At the national conference I met a young man we will call Steve who came to the Free Grace position from a strong Lordship Salvation (LS) background. He was in a strong LS church. Steve decided that if he were going to serve the Lord, he was going to do so with gusto. For him this meant learning the evangelistic message backwards and forwards. This led him to the book section at Amazon.com.
Steve looked up books on Lordship Salvation. He read the reviews so he could get an idea of what was in each of these books.
In one of the reviews of a LS book, the reviewer recommended a commentary on James by someone named Zane Hodges. Steve ended up buying the commentary on James by Hodges. That led him to become Free Grace and to grow in his understanding by reading many of the books we offer. It also led him to attend our national conference.
Think about it. Someone took a few minutes to mention in an Amazon review the commentary on James by Zane Hodges. That was a little thing to do. But it was used by the Lord to change the entire direction of a young man’s life.
That reminded me of three little incidents in my own life.
First, during the summer between my junior and senior years in college, a friend came to invite me to a Campus Crusade for Christ meeting at his college at the start of the school year. I wasn’t interested. But then John asked, “Bob, is it possible that your view of the gospel might be wrong?” That led me to attend the meeting, then to meet with a CCC staffer who led me to believe the promise of everlasting life weeks after that. A little question. An eternal impact in my life.
Second, when I was starting my second year at Dallas Seminary, I asked a doctoral student for any advice he might have regarding the master’s program. He said, “Don’t take professors in order to gain information. You can get information from books after you graduate. Take professors who can teach you method. It is very hard to pick up method just from books. Method is gained by watching someone else practice it.”
I asked if he could recommend any professors who teach method. Though he was an Old Testament doctoral student, he said that someone named Zane Hodges in the New Testament department had a unique way of interpreting the Scriptures, and he was well worth taking.
The whole conversation lasted a few minutes. I don’t think I ever told Chip how much his advice impacted my life. The very next semester I took a course on the Greek text of Hebrew from Hodges. From then on, I took a course from Hodges every semester. He was my advisor on my thesis and again on my dissertation.
While I was mildly Free Grace before I was discipled by Hodges, my whole life changed as a result of taking classes from him. And who knows if I would have taken those classes but for a passing suggestion.
Third, while I was on the Dallas Seminary campus a month or two before I received my doctorate, I noticed a flier for a conference on the gospel. The speakers were Zane Hodges and Craig Glickman, two leading Free Grace professors at DTS. I found out a few months later the conference was cancelled due to lack of interest. That bothered me. For months I thought about it. Less than one year later, I started GES as a direct result of seeing that flier. The conference did not even happen.
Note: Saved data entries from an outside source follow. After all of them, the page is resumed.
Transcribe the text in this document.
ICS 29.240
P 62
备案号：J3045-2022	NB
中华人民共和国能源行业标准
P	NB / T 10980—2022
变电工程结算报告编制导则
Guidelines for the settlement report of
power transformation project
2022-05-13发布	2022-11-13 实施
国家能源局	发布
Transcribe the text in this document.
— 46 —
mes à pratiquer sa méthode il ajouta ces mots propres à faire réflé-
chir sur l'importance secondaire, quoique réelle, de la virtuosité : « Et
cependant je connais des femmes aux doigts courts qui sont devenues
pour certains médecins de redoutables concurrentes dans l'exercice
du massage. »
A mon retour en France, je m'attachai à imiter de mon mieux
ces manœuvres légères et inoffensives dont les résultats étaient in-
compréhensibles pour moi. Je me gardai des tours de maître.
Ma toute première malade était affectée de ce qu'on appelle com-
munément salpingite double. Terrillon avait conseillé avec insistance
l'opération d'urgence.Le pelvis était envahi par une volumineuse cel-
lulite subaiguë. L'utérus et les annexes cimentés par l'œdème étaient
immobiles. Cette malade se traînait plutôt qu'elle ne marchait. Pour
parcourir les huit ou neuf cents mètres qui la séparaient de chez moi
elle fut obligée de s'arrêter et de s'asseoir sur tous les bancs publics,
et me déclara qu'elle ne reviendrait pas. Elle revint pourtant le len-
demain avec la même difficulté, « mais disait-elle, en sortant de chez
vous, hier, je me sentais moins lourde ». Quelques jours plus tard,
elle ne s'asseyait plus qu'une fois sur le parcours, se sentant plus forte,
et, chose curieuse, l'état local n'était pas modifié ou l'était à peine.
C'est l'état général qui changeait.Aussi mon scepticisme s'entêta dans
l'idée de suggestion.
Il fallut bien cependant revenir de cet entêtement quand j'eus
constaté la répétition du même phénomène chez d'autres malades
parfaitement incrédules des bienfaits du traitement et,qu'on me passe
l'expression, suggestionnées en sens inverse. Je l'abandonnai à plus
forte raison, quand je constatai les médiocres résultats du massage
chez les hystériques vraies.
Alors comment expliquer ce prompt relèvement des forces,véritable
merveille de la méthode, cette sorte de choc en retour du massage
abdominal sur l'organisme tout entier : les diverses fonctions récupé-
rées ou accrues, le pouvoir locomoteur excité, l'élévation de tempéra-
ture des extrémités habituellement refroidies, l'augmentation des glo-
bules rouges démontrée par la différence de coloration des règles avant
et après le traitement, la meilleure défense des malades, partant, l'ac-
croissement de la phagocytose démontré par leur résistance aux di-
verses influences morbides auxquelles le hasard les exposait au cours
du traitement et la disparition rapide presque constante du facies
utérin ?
Yet just the prospect of it changed the course of my life.
A brief conversation you have with someone may change that person’s life. Something you wrote in a review or an email may greatly help someone else. God can use the little things you do to have eternal impact in the lives of others.
We won’t know, of course, the impact we have had until we appear at the Bema, the Judgment Seat of Christ. We may know a small amount of what we have done, but surely many little things we did will be shown to have had major impact on others.
So, don’t think, “My life doesn’t make any difference. I’m not some big evangelist or pastor.” Maybe not. But the little things you do can and often do make a huge difference. Remember what the Lord told the faithful servant in Luke 19:17? He said, “Well done, good servant; because you were faithful in a very little, have authority over ten cities.” Just be faithful in the opportunities God gives you, and one day you will hear, “Well done, good servant.”